Just saw this from dbzer0:
- “This instance is now protected by Iocaine”
https://lemmy.dbzer0.com/post/44522693
Another one I’ve heard of is Anubis.
No idea if either of these would be appropriate in this case.
Neat - https://iocaine.madhouse-project.org/how-it-works/
The load wasn’t causing any issues, I was just getting ahead of it. I’m not worried about deploying countermeasures yet.
Also see https://lemmy.ca/post/43060353
I might try out anubis on old.lemmy.ca specifically, since bots seem to love it the most
- “This instance is now protected by Iocaine”
They could scrape us a lot more quietly and with less impact to the network by just setting up their own Lemmy instance. It’s just rude to hit ours.
Thanks for your hard work. Also it’s very interesting in that the nature of the traffic is unknown. Bots scouring content?

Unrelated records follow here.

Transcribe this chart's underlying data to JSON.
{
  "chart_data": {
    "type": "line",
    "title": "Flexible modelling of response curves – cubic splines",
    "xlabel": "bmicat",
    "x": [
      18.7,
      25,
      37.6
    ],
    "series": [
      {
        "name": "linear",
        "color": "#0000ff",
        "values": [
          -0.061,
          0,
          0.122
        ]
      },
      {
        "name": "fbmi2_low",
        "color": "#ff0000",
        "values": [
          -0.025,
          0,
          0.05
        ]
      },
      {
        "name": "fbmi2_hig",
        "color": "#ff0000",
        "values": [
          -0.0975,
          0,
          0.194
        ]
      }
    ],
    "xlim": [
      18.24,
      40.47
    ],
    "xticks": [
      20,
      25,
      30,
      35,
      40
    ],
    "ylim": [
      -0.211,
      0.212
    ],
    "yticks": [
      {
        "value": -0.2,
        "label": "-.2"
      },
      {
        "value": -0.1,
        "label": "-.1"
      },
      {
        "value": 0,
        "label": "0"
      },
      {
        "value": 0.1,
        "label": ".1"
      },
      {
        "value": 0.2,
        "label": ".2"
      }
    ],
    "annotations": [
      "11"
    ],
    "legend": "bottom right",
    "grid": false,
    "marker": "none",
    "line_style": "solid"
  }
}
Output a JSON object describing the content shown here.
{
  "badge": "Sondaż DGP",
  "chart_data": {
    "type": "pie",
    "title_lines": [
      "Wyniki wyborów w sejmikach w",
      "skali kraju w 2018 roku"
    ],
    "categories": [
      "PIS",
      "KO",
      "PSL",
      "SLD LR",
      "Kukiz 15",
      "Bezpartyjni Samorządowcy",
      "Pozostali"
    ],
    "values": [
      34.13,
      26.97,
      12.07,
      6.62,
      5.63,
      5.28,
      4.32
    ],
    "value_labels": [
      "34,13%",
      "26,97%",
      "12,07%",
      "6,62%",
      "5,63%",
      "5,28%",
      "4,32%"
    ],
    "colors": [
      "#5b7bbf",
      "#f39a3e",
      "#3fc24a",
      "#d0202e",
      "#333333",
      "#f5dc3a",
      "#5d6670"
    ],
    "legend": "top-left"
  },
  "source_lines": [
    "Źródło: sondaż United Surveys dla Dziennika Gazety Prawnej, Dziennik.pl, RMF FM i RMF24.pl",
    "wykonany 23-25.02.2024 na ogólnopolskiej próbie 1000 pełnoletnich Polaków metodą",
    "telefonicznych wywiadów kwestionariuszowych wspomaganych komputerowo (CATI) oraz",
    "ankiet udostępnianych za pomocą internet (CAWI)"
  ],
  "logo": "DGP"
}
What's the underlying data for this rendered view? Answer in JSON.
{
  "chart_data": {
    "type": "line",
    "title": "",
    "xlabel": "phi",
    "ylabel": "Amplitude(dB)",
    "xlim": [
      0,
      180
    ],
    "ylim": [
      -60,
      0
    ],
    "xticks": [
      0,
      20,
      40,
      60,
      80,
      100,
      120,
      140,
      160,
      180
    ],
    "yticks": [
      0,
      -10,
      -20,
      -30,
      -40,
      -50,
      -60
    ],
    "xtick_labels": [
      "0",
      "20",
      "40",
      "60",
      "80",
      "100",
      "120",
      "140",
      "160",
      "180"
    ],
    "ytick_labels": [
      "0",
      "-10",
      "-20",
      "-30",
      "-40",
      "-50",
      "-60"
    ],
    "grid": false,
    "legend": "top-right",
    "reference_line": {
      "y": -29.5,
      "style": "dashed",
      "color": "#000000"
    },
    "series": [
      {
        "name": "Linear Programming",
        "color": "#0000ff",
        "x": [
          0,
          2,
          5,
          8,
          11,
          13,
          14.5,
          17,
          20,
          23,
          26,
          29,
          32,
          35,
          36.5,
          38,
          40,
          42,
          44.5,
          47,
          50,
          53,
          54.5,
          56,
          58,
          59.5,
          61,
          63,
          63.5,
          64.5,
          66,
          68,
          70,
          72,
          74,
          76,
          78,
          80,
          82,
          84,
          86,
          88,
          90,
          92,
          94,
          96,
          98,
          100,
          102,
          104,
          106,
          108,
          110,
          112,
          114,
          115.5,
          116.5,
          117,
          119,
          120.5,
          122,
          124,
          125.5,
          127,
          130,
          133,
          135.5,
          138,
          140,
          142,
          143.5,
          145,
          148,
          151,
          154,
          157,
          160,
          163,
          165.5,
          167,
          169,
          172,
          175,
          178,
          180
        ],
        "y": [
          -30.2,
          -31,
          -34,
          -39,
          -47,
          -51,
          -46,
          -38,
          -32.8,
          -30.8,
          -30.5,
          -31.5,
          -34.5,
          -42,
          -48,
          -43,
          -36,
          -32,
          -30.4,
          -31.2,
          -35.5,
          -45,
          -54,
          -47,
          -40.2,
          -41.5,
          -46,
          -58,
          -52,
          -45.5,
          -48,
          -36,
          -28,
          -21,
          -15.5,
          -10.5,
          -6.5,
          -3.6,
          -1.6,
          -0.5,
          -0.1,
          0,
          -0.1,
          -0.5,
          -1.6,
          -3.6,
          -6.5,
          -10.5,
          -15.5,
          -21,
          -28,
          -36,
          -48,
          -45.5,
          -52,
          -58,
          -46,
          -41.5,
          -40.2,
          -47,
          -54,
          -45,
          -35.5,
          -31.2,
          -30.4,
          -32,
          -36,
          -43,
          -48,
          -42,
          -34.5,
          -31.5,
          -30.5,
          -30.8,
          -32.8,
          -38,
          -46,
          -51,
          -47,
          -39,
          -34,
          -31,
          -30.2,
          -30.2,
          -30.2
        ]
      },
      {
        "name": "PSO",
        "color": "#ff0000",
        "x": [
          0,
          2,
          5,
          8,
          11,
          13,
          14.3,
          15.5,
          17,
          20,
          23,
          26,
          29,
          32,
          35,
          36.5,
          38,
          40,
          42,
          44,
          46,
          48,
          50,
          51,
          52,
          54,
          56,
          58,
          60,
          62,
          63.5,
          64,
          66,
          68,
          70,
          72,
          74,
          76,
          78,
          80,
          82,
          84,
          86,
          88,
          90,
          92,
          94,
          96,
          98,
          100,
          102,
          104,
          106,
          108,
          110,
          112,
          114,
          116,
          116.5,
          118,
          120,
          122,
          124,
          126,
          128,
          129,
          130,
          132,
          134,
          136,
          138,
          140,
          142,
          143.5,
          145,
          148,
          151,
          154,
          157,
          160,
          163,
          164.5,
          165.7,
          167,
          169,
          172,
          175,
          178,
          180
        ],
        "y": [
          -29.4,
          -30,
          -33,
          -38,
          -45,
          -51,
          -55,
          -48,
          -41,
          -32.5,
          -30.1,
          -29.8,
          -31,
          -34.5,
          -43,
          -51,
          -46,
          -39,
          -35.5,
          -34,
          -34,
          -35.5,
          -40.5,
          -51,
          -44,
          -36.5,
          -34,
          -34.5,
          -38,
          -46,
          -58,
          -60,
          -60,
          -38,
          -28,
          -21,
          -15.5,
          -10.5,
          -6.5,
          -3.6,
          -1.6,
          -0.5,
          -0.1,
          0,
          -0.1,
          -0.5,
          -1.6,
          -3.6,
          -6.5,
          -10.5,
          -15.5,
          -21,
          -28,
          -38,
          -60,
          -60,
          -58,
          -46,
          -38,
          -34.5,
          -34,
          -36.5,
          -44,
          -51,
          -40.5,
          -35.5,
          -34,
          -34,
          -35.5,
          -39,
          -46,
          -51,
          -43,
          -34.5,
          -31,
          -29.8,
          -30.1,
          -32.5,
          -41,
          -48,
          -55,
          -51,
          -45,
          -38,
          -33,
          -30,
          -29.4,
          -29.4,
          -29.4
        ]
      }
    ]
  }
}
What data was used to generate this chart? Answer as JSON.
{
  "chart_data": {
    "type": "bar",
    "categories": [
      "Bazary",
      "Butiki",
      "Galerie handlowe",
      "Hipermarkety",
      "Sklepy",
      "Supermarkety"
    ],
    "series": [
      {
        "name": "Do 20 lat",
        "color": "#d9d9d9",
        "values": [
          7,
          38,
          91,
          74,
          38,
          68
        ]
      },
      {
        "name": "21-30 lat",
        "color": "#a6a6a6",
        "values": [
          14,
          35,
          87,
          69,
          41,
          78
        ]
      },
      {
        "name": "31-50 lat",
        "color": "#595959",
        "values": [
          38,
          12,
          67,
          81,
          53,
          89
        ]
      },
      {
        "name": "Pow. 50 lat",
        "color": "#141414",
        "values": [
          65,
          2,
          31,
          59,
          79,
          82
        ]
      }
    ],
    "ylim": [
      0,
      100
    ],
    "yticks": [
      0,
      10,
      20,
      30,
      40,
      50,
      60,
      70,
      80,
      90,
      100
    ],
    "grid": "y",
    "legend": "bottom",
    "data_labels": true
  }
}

My intuition says it’s probably LLM training. AI companies have been increasingly DDoSing the entire web for a while now.
Haven’t done ops in a while, is there any good automated system that can block IPs on individual basis based on activity patterns? E.g. trying to login with the wrong SSH password too many times, but relevant to our use case?
Cloudflare tries, but bots do a pretty good job looking like regular users these days. There’s some more advanced “AI” solutions that learn based on existing traffic patterns, but I’ve been out of that space for a while so not sure what the latest tech is.
Fighting with bots is pretty hard. LWN has an article sharing their methods https://lwn.net/Articles/1008897/
Is there a list of ips you are blocking you could post? I’d like to use it too.
Too many IPs, so I did it by ASN at cloudflare.
- AS4134 Chinanet backbone
- AS45102 Alibaba cloud
- AS136907 Huawei cloud
- AS132203 Tencent
- AS4812 China telecom
- AS21859 Zenlayer
- AS56041 China mobile
- AS134762 Chinanet
- AS56048 China mobile
- AS24444 Shandong
- AS38019 Tianjin mobile
- AS134810 China mobile
- AS56046 China mobile
- AS56040 China mobile
- AS24400 Shanghai mobile
- AS17638 Tianjin provincial net
- AS132525 Heilngjiang
- AS24547 Hebei mobile
- AS4808 Unicom bejing
- AS17621 Unicom shanghai
- AS56047 China mobile
- AS4837 China unicom
- AS56042 China mobile
- AS9808 China Mobile
There’s just no way we have thousands of legitimate users browsing old.lemmy.ca from their phone in China.
Considered the amount of communist in this place I’m not surprised.